The doctors from the clinic at the University of California at Los Angeles have got an unusual patient. Todd Dunlap had a blood clot that had grown substantially over almost the entire length of his body and could get loose at any moment (it would be a fatal accident if the blood clot got in the lungs).
When an elderly American was taken to hospital, he had no idea that he was on the brink of life and death. The patient complained of breath shortness, chills, and fatigue.
Computer diagnostics showed that a large blood clot stretched in the veins from his heart to legs. It was necessary to remove it immediately. There were two possible ways to do it: a standard surgery or a new vacuum method, using the AngioVac apparatus. This method is gentler, but Californian doctors had never used it by that time.
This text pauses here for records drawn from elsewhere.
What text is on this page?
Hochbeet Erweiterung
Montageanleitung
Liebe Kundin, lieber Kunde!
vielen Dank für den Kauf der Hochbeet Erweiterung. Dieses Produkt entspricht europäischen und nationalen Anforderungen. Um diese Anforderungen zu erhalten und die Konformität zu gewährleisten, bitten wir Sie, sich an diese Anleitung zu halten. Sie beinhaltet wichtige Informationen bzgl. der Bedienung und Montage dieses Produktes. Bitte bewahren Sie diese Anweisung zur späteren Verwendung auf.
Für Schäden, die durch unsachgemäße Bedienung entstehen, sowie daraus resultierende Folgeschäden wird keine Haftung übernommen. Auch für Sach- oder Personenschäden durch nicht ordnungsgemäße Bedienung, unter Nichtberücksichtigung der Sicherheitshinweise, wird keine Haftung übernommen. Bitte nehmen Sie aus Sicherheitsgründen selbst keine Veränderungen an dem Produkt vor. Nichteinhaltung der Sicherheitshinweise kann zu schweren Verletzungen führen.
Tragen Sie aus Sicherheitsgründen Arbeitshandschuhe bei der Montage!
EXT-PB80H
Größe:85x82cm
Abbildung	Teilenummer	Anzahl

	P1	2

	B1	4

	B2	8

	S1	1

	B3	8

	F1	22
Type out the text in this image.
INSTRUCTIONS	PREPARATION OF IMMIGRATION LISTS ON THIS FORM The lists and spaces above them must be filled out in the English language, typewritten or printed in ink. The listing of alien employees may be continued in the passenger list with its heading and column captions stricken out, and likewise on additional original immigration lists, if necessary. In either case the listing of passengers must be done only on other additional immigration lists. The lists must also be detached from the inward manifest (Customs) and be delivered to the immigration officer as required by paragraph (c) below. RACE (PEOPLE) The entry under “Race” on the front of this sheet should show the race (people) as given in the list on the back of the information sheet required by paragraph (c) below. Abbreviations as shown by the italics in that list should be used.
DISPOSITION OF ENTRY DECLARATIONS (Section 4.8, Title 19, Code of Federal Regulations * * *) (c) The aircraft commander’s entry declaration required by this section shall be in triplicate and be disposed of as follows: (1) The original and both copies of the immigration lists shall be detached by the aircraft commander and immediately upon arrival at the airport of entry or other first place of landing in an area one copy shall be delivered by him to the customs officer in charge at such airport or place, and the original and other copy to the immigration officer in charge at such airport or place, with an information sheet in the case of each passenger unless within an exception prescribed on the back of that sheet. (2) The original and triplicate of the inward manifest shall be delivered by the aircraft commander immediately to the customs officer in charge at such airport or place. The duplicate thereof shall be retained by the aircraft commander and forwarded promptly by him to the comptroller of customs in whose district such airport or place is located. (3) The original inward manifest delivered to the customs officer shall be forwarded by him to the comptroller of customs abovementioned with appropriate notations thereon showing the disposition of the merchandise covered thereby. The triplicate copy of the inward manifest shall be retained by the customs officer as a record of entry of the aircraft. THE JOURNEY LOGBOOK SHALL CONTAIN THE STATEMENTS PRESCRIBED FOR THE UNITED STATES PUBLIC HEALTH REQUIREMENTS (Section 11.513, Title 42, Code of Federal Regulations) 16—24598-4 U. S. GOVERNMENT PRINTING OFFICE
Todd Dunlap decided to take a chance and chose the second option. The doctors put a mini-camera in his esophagus to monitor the heart. Then they introduced a special tiny “vacuum cleaner” hosepipe in the neck artery and attached it next to the blood clot. The other end of the device was inserted in a vein in the groin.
In a matter of three hours, the clever machine “sucked” the 24-inch blood clot, and after seven days the American was allowed to leave hospital.
If Todd had chosen an open surgery, he would have spent much more time in the hospital. The surgeons said that such patients could be sent home not earlier than in 2 weeks, after they had a course of rehabilitation.
Blood clots kill more than 100,000 people in the USA each year.